FIG. 5 is a cross-sectional view showing another embodiment of the spatial light modulator according to the present invention.

6A to 6G are process diagrams showing another embodiment of the method for manufacturing a spatial light modulator according to the present invention.

FIG. 7 is a sectional view of a conventional spatial light modulator.

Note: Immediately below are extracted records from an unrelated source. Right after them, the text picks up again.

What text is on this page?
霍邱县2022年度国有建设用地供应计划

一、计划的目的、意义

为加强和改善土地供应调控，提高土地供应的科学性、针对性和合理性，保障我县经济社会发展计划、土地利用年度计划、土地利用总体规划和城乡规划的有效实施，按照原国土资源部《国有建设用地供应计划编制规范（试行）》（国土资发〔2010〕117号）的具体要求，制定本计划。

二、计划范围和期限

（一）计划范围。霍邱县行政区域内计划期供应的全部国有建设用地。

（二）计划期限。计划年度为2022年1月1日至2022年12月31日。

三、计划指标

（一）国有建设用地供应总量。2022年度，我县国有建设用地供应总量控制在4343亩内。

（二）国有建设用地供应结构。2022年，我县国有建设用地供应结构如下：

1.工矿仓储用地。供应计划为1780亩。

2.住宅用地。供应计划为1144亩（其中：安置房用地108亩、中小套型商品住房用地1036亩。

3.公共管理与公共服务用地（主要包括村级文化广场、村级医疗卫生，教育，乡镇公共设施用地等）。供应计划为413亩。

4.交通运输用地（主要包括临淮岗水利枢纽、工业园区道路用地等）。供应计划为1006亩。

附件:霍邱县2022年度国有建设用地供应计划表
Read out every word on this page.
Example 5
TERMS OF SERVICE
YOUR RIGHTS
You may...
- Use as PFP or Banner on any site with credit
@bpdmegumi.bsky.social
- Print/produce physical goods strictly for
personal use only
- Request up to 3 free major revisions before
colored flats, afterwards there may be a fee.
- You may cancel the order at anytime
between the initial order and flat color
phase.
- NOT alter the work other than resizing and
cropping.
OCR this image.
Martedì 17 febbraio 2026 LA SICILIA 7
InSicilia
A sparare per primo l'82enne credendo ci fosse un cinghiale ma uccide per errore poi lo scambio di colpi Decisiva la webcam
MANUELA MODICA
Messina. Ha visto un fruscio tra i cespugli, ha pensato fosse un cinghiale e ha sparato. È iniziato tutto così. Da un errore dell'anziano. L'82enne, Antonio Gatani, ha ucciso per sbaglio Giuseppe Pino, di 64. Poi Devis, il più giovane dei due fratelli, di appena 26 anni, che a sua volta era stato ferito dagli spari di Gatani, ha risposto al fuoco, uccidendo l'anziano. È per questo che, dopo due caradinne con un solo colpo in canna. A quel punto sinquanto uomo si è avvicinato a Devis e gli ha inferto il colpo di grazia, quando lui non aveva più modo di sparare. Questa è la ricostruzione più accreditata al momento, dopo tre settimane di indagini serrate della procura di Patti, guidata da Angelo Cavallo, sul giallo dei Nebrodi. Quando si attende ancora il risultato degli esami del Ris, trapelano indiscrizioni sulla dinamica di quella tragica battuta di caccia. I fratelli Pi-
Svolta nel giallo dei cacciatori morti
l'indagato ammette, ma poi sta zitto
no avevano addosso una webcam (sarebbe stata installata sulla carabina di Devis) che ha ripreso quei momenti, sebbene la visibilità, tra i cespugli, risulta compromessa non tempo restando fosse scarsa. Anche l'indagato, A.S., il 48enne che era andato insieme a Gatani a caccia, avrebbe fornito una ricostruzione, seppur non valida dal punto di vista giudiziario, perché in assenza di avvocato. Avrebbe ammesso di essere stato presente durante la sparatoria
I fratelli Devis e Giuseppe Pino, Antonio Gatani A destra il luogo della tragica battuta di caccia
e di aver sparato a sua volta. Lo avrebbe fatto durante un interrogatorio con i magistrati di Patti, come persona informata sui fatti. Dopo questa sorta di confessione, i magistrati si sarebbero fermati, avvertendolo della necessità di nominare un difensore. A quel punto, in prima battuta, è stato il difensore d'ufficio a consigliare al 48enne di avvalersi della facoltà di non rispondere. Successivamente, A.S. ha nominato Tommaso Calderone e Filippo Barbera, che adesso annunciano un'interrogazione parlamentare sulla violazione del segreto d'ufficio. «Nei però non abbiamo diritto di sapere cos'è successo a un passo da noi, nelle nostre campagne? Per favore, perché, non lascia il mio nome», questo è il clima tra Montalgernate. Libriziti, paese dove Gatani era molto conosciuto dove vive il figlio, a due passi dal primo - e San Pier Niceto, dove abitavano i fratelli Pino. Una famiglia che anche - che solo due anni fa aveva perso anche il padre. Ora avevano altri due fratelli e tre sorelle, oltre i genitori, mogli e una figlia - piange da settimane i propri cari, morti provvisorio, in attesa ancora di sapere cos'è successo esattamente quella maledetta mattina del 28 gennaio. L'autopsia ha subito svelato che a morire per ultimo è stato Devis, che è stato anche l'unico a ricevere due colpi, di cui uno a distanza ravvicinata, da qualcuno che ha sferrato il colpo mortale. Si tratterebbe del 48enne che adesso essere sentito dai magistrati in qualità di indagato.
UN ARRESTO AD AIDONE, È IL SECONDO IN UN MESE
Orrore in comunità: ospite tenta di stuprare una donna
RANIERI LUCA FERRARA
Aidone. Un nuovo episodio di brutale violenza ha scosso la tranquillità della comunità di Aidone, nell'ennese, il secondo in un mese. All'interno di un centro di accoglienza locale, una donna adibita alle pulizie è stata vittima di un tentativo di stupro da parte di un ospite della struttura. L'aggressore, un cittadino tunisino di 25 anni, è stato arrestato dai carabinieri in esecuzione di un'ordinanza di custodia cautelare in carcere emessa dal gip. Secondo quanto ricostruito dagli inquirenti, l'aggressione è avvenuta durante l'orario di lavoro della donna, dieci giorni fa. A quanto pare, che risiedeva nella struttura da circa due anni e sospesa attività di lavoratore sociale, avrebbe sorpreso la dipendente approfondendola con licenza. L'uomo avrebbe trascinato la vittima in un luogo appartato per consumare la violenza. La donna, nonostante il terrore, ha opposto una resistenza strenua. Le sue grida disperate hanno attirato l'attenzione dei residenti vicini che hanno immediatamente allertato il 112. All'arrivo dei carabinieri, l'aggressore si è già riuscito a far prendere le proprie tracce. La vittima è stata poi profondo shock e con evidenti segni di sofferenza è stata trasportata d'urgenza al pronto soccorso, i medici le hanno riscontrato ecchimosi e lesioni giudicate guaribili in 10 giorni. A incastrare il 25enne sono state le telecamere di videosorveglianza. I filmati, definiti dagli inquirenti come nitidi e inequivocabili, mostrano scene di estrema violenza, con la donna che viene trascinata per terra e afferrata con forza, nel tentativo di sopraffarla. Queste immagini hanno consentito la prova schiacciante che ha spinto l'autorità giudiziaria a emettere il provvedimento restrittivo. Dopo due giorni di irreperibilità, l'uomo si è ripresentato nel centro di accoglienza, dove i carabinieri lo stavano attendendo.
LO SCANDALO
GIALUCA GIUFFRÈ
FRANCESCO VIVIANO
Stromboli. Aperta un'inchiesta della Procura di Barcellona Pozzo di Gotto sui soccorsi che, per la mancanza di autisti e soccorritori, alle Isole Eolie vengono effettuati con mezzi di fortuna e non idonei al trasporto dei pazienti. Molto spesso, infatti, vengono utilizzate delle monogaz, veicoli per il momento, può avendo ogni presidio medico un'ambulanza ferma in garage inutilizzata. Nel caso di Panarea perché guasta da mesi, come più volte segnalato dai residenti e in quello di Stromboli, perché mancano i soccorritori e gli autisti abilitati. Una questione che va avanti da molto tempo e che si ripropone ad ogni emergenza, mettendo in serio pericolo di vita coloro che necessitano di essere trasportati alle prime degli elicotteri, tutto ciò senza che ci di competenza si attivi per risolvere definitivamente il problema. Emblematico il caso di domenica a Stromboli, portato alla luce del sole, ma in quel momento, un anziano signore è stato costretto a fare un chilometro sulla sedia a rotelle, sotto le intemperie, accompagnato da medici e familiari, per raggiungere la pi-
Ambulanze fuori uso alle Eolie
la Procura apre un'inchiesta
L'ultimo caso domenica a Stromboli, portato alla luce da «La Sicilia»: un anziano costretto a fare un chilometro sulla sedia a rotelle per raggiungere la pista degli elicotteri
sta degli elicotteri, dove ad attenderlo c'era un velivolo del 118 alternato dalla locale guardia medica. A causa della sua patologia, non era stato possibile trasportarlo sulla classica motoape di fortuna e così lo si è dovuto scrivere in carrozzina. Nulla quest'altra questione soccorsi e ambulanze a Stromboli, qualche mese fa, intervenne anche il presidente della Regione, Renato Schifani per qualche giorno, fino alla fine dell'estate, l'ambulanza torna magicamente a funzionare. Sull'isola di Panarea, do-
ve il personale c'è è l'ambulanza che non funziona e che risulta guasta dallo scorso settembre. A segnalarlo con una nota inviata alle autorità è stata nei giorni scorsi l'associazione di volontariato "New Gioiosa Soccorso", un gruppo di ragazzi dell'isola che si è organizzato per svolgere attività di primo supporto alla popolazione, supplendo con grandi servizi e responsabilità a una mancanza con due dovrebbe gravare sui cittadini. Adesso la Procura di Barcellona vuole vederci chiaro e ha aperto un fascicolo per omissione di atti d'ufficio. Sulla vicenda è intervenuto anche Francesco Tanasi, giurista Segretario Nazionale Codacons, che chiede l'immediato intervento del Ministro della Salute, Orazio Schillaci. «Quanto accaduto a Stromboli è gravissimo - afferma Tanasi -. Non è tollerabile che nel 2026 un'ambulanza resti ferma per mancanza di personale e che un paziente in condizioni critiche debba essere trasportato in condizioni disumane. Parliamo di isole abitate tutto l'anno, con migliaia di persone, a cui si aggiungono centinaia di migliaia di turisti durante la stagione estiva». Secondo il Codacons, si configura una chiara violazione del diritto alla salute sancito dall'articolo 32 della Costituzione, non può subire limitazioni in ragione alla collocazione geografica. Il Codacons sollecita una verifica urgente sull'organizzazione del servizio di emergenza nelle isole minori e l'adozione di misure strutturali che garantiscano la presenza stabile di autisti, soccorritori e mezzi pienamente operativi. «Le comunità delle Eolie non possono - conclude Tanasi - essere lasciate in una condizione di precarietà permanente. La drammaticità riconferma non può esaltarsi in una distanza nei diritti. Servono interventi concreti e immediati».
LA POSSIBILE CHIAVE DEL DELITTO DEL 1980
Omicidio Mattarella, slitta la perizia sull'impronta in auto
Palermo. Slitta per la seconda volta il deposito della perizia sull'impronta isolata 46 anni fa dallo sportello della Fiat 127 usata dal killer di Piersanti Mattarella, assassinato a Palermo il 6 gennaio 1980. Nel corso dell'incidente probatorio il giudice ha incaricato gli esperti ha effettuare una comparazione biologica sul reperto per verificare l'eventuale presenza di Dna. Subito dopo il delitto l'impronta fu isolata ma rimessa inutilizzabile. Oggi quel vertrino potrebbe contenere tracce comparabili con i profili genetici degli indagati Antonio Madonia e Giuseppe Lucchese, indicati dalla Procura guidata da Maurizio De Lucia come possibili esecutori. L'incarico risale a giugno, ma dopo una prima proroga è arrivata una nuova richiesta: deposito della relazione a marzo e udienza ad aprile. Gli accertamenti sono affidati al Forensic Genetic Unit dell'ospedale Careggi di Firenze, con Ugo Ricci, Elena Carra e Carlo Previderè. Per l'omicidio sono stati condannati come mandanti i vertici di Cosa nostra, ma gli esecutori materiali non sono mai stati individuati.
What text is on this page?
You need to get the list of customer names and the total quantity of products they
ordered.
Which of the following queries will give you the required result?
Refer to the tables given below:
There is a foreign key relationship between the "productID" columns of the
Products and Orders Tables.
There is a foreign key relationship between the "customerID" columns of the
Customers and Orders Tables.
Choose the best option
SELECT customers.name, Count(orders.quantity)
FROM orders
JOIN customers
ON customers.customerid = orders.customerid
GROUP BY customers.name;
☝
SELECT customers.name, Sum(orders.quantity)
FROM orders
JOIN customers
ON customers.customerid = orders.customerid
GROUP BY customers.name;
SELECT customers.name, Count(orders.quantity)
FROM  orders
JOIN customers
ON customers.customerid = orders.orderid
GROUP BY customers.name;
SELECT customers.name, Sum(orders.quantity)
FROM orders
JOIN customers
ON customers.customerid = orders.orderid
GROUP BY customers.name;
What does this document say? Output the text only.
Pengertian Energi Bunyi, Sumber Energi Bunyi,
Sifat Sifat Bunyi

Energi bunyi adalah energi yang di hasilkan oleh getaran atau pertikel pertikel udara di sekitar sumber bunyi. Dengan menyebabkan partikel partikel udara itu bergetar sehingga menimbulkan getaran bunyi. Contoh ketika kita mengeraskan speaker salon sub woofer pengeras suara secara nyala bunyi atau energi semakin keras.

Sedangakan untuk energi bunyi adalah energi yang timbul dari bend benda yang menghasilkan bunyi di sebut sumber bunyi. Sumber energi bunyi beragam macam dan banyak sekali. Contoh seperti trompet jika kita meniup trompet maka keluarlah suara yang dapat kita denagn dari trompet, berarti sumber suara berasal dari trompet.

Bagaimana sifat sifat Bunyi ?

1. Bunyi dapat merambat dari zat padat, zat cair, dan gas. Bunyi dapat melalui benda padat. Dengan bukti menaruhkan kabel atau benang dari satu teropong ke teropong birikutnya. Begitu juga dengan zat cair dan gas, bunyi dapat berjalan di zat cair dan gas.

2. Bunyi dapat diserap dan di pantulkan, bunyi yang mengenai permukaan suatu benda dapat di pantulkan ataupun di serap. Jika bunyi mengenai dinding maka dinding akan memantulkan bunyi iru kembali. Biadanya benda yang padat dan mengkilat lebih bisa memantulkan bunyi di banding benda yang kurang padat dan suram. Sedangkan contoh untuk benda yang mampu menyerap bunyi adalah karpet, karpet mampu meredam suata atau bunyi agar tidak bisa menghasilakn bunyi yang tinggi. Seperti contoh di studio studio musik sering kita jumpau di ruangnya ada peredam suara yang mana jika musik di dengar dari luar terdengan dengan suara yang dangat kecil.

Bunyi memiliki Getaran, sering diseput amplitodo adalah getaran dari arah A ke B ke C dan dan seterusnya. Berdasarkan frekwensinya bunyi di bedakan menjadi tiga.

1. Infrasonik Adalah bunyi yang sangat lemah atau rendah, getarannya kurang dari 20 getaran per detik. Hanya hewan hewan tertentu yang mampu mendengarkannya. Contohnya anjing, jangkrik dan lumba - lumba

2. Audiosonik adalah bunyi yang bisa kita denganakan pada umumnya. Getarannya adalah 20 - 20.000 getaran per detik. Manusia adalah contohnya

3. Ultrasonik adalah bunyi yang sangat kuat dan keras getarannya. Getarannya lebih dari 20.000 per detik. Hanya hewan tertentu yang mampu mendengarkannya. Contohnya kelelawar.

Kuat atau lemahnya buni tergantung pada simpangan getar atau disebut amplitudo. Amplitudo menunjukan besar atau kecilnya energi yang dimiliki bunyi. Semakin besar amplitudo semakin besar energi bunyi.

FIG. 8 is a sectional view of another conventional spatial light modulator.

[Explanation of symbols]

 1, 12 Transparent substrate 2, 13 Transparent conductive electrode 6 Photoconductive layer 7 Pixel electrode 8 Ferroelectric liquid crystal 9, 14 Alignment film 10 Insulating layer 11 Light-shielding layer 15 Beads 16 Spatial light modulator 17 Pulse voltage 18 Writing light 19 Polarization Child 20 Analyzer 21 Readout light 22 Output light

 ─────────────────────────────────────────────────── ─── Continuation of the front page (72) Inventor Junko Asayama 1006 Kadoma, Kadoma City, Osaka Prefecture Matsushita Electric Industrial Co., Ltd. (72) Kazuhiro Nishiyama, 1006, Kadoma, Kadoma City, Osaka

Claims (4)

[Claims] 1. A first electrode, a second electrode arranged parallel to the first electrode, a divided photoconductive layer in electrical contact with the first electrode, and the first electrode. A second electrode and a liquid crystal layer inserted between the photoconductive layer, and at least a pixel electrode in electrical contact with an interface of the photoconductive layer on the liquid crystal layer side, and a groove between the photoconductive layers. A spatial light modulation element characterized in that a double layer of an insulating layer and a light-shielding layer is present in the gap portion of the shape. 2. A spatial light modulator according to claim 1, further comprising a metal light-shielding film, which substantially covers the bottom surface of the gap and is electrically separated from the pixel electrode, in the groove-like gap between the photoconductive layers. 3. A photoconductive layer and a pixel electrode divided into minute shapes are formed on the first electrode, and the photoconductive layer is divided by isotropic etching using the pixel electrode as an etching mask. Manufacturing a spatial light modulator in which an insulating layer is embedded in a gap between pixel electrodes, a light shielding layer is embedded on the insulating layer, and a part of the light shielding layer and a part of the insulating layer are removed by reactive ion etching. Method. 4. The method for manufacturing a spatial light modulator according to claim 3, further comprising the step of forming a metal light-shielding film on the bottom portion of the gap between the divided pixel electrodes after dividing the photoconductive layer.